1. A process for molding ingots of ferro-alloys at a high casting rate, and extending the life of the mold material, comprising the steps of:

(a) forming an ingot mold by juxtaposing in sealed relationship two mold halves of copper of high thermal conductivity, having a thermal conductivity of at least 400 W/mK, at least one of said halves comprising a plurality of impressions of ingots to be molded, each said impression communicating with its adjacent impression in series by means of a duct, said series of impressions opening at the upper part of the ingot mold by means of at least one in-gate, and opening to the atmosphere after the final impression in series;

(b) establishing a cooling circuit in each mold half by circulation of a heat exchange fluid sufficient to maintain the high thermal conductivity copper of the ingot mold at all points at a temperature which substantially does not exceed 200° C.;

(c) pouring a liquid ferro-alloy into the in-gate until the ingot mold is filled, the mass of the copper forming said mold being at least about 6 times the mass of said liquid ferro-alloy;

(d) allowing said liquid ferro-alloy to solidify and cool to a temperature which is about 200° C. to about 300° C. below its solidus point; and

(e) immediately separating said mold halves to effect removal of the solidified, cooled ferro-alloy at the temperature of step (c) in the form of ingots.
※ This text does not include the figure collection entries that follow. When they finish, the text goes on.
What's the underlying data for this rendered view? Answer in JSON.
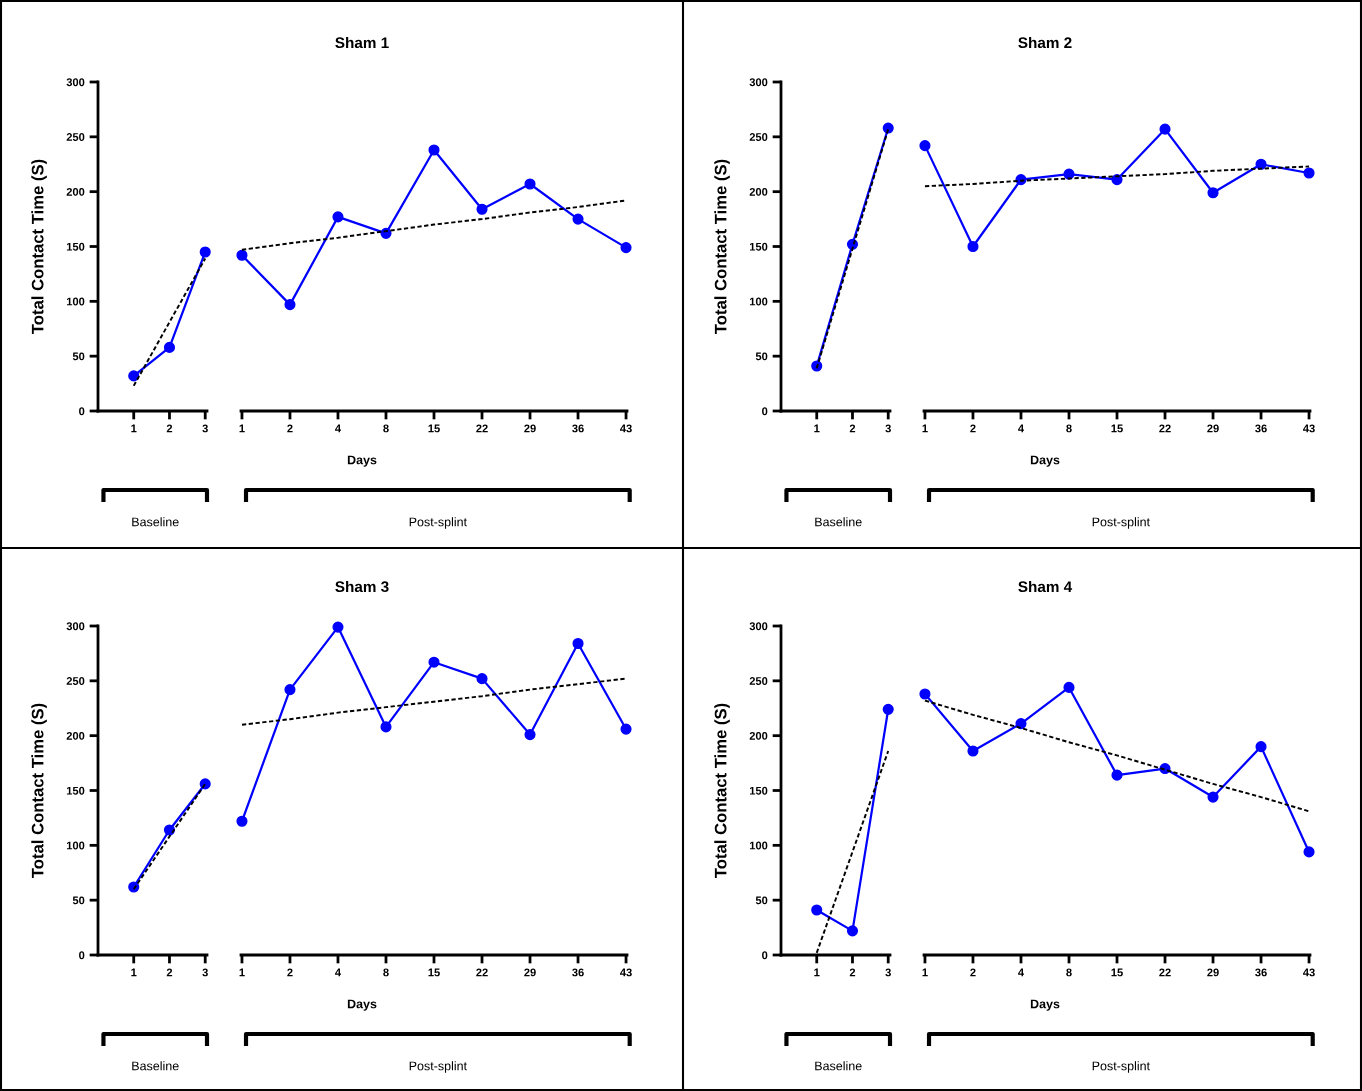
{
  "chart_data": [
    {
      "type": "line",
      "ylabel": "Total Contact Time (S)",
      "categories": [
        "1",
        "2",
        "3"
      ],
      "marker": "circle",
      "ylim": [
        0,
        300
      ],
      "yticks": [
        0,
        50,
        100,
        150,
        200,
        250,
        300
      ],
      "annotations": [
        "Baseline"
      ],
      "series": [
        {
          "color": "#0000ff",
          "values": [
            32,
            58,
            145
          ]
        },
        {
          "type": "line",
          "color": "#000000",
          "line_style": "dashed",
          "marker": "none",
          "values": [
            23,
            81,
            139
          ]
        }
      ]
    },
    {
      "type": "line",
      "title": "Sham 1",
      "xlabel": "Days",
      "categories": [
        "1",
        "2",
        "4",
        "8",
        "15",
        "22",
        "29",
        "36",
        "43"
      ],
      "marker": "circle",
      "ylim": [
        0,
        300
      ],
      "tick_labels": "x",
      "annotations": [
        "Post-splint"
      ],
      "series": [
        {
          "color": "#0000ff",
          "values": [
            142,
            97,
            177,
            162,
            238,
            184,
            207,
            175,
            149
          ]
        },
        {
          "type": "line",
          "color": "#000000",
          "line_style": "dashed",
          "marker": "none",
          "values": [
            147,
            153,
            158,
            164,
            170,
            175,
            181,
            186,
            192
          ]
        }
      ]
    },
    {
      "type": "line",
      "ylabel": "Total Contact Time (S)",
      "categories": [
        "1",
        "2",
        "3"
      ],
      "marker": "circle",
      "ylim": [
        0,
        300
      ],
      "yticks": [
        0,
        50,
        100,
        150,
        200,
        250,
        300
      ],
      "annotations": [
        "Baseline"
      ],
      "series": [
        {
          "color": "#0000ff",
          "values": [
            41,
            152,
            258
          ]
        },
        {
          "type": "line",
          "color": "#000000",
          "line_style": "dashed",
          "marker": "none",
          "values": [
            39,
            148,
            257
          ]
        }
      ]
    },
    {
      "type": "line",
      "title": "Sham 2",
      "xlabel": "Days",
      "categories": [
        "1",
        "2",
        "4",
        "8",
        "15",
        "22",
        "29",
        "36",
        "43"
      ],
      "marker": "circle",
      "ylim": [
        0,
        300
      ],
      "tick_labels": "x",
      "annotations": [
        "Post-splint"
      ],
      "series": [
        {
          "color": "#0000ff",
          "values": [
            242,
            150,
            211,
            216,
            211,
            257,
            199,
            225,
            217
          ]
        },
        {
          "type": "line",
          "color": "#000000",
          "line_style": "dashed",
          "marker": "none",
          "values": [
            205,
            207,
            210,
            212,
            214,
            216,
            219,
            221,
            223
          ]
        }
      ]
    },
    {
      "type": "line",
      "ylabel": "Total Contact Time (S)",
      "categories": [
        "1",
        "2",
        "3"
      ],
      "marker": "circle",
      "ylim": [
        0,
        300
      ],
      "yticks": [
        0,
        50,
        100,
        150,
        200,
        250,
        300
      ],
      "annotations": [
        "Baseline"
      ],
      "series": [
        {
          "color": "#0000ff",
          "values": [
            62,
            114,
            156
          ]
        },
        {
          "type": "line",
          "color": "#000000",
          "line_style": "dashed",
          "marker": "none",
          "values": [
            60,
            108,
            156
          ]
        }
      ]
    },
    {
      "type": "line",
      "title": "Sham 3",
      "xlabel": "Days",
      "categories": [
        "1",
        "2",
        "4",
        "8",
        "15",
        "22",
        "29",
        "36",
        "43"
      ],
      "marker": "circle",
      "ylim": [
        0,
        300
      ],
      "tick_labels": "x",
      "annotations": [
        "Post-splint"
      ],
      "series": [
        {
          "color": "#0000ff",
          "values": [
            122,
            242,
            299,
            208,
            267,
            252,
            201,
            284,
            206
          ]
        },
        {
          "type": "line",
          "color": "#000000",
          "line_style": "dashed",
          "marker": "none",
          "values": [
            210,
            215,
            221,
            226,
            231,
            236,
            242,
            247,
            252
          ]
        }
      ]
    },
    {
      "type": "line",
      "ylabel": "Total Contact Time (S)",
      "categories": [
        "1",
        "2",
        "3"
      ],
      "marker": "circle",
      "ylim": [
        0,
        300
      ],
      "yticks": [
        0,
        50,
        100,
        150,
        200,
        250,
        300
      ],
      "annotations": [
        "Baseline"
      ],
      "series": [
        {
          "color": "#0000ff",
          "values": [
            41,
            22,
            224
          ]
        },
        {
          "type": "line",
          "color": "#000000",
          "line_style": "dashed",
          "marker": "none",
          "values": [
            2,
            94,
            186
          ]
        }
      ]
    },
    {
      "type": "line",
      "title": "Sham 4",
      "xlabel": "Days",
      "categories": [
        "1",
        "2",
        "4",
        "8",
        "15",
        "22",
        "29",
        "36",
        "43"
      ],
      "marker": "circle",
      "ylim": [
        0,
        300
      ],
      "tick_labels": "x",
      "annotations": [
        "Post-splint"
      ],
      "series": [
        {
          "color": "#0000ff",
          "values": [
            238,
            186,
            211,
            244,
            164,
            170,
            144,
            190,
            94
          ]
        },
        {
          "type": "line",
          "color": "#000000",
          "line_style": "dashed",
          "marker": "none",
          "values": [
            232,
            219,
            207,
            194,
            182,
            169,
            156,
            144,
            131
          ]
        }
      ]
    }
  ]
}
2. Apparatus for molding ingots of ferro-alloys, said apparatus being adapted for high casting rate and long operating life, comprising:

(a) an ingot mold of high thermal conductivity copper, having a thermal conductivity of at least 400 W/mK, and comprising two mold halves, at least one of said halves comprising a plurality of impressions of ingots to be molded, each impression communicating with its adjacent impression in series, at least one duct for forming said communication, an in-gate opening into said impressions from the upper part of said mold half and an opening from said impression to the atmosphere after the last impression in series, said mold having a mass which is at least about 6 times the mass of the ferro-alloy intended for casting in the mold;

(b) highly efficient means for cooling each mold half by means of a heat exchange fluid, said means being sufficient for maintaining the temperature of said high thermal conductivity copper no more than about 200° C. at all points of the mold;

(c) means for bringing the two mold halves into contact in sealing relationship;

(d) means for moving the two mold halves apart for rapid extraction of molded ingots; and

(e) means for guiding the mold halves in their movement away from each other and in their movement for bringing them into sealing relationship.

3. Apparatus according to claim 2 characterised in that the two mould halves (2) comprise symmetrical impressions or cavities (10).
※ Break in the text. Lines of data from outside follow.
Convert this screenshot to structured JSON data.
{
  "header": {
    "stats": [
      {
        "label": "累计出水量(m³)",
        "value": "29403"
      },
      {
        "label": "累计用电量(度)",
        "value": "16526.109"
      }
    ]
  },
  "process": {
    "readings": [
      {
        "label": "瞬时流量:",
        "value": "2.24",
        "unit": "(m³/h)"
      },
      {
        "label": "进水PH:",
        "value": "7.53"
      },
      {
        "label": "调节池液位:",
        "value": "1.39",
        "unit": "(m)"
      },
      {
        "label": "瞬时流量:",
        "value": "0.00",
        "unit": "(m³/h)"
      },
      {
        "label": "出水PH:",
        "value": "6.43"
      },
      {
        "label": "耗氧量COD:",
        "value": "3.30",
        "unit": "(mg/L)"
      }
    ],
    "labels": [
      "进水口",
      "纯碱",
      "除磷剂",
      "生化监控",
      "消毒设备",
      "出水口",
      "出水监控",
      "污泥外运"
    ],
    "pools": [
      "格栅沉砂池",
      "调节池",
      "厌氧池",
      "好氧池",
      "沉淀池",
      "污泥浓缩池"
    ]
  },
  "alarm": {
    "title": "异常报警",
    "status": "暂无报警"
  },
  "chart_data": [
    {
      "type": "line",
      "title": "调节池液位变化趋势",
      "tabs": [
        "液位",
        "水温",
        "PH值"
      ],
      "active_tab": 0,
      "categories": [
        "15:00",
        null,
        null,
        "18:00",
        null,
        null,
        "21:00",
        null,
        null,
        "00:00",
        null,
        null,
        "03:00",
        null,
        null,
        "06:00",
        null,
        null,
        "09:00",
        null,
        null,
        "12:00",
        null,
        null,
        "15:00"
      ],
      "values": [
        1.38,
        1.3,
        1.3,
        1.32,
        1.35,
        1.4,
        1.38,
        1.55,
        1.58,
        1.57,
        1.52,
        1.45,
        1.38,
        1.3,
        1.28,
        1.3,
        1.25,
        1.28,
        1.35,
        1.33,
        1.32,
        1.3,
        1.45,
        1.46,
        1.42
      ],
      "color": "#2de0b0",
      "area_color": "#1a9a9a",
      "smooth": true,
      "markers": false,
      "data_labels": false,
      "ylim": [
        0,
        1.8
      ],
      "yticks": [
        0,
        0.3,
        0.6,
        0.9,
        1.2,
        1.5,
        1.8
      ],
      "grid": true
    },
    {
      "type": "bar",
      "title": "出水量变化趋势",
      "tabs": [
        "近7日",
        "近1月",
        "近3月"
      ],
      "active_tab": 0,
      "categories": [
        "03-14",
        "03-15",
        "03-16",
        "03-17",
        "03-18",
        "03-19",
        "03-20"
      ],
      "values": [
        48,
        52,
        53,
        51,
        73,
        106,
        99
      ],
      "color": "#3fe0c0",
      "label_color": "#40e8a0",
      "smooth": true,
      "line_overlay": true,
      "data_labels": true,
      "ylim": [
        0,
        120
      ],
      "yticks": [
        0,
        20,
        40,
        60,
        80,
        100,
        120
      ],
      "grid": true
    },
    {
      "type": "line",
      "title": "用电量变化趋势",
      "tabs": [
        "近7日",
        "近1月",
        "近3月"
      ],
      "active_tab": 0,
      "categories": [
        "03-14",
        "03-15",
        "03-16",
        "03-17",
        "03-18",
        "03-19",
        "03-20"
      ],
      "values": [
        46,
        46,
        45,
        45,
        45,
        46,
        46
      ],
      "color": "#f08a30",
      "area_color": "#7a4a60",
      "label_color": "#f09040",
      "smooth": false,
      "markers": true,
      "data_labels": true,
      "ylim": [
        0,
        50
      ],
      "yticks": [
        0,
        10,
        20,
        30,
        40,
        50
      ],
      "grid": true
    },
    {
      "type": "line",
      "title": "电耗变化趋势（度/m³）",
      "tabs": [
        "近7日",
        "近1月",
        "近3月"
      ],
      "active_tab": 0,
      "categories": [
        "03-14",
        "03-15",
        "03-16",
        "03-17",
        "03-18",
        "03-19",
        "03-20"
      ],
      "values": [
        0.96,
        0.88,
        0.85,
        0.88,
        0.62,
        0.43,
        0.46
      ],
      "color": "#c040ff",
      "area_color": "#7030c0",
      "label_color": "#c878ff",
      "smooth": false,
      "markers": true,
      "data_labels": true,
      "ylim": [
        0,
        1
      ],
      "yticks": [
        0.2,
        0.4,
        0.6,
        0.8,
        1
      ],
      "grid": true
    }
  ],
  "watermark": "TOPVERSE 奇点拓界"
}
4. Apparatus according to claim 2 characterised in that the two mould halves comprise asymmetric impressions or cavities (10A).

5. Apparatus according to claim 2 characterised in that one at least of the mould halves comprises raised moulding portions (14).

6. Apparatus according to claim 2 characterised in that it further comprises a cooled means (17) for introducing the liquid ferro-alloy into the ingate.

7. Apparatus according to claim 2 characterised in that it is made of electrolytic copper, in accordance with the standard 1SO Cu-EPT, having a thermal conductivity of between 400 and 412 W/mK.

8. Apparatus according to claim 2 characterised in that the cooling means is formed by internal ducts (5) in the mould halves.

9. Apparatus according to claim 2 characterised in that the cooling means is formed by tubes (6) which are welded over their entire length to the external face or faces of the mould halves.

10. Apparatus according to claim 2 wherein the ratio of the mass of copper forming the ingot mould to the mass of ferro-alloy cast is from 10 to 25.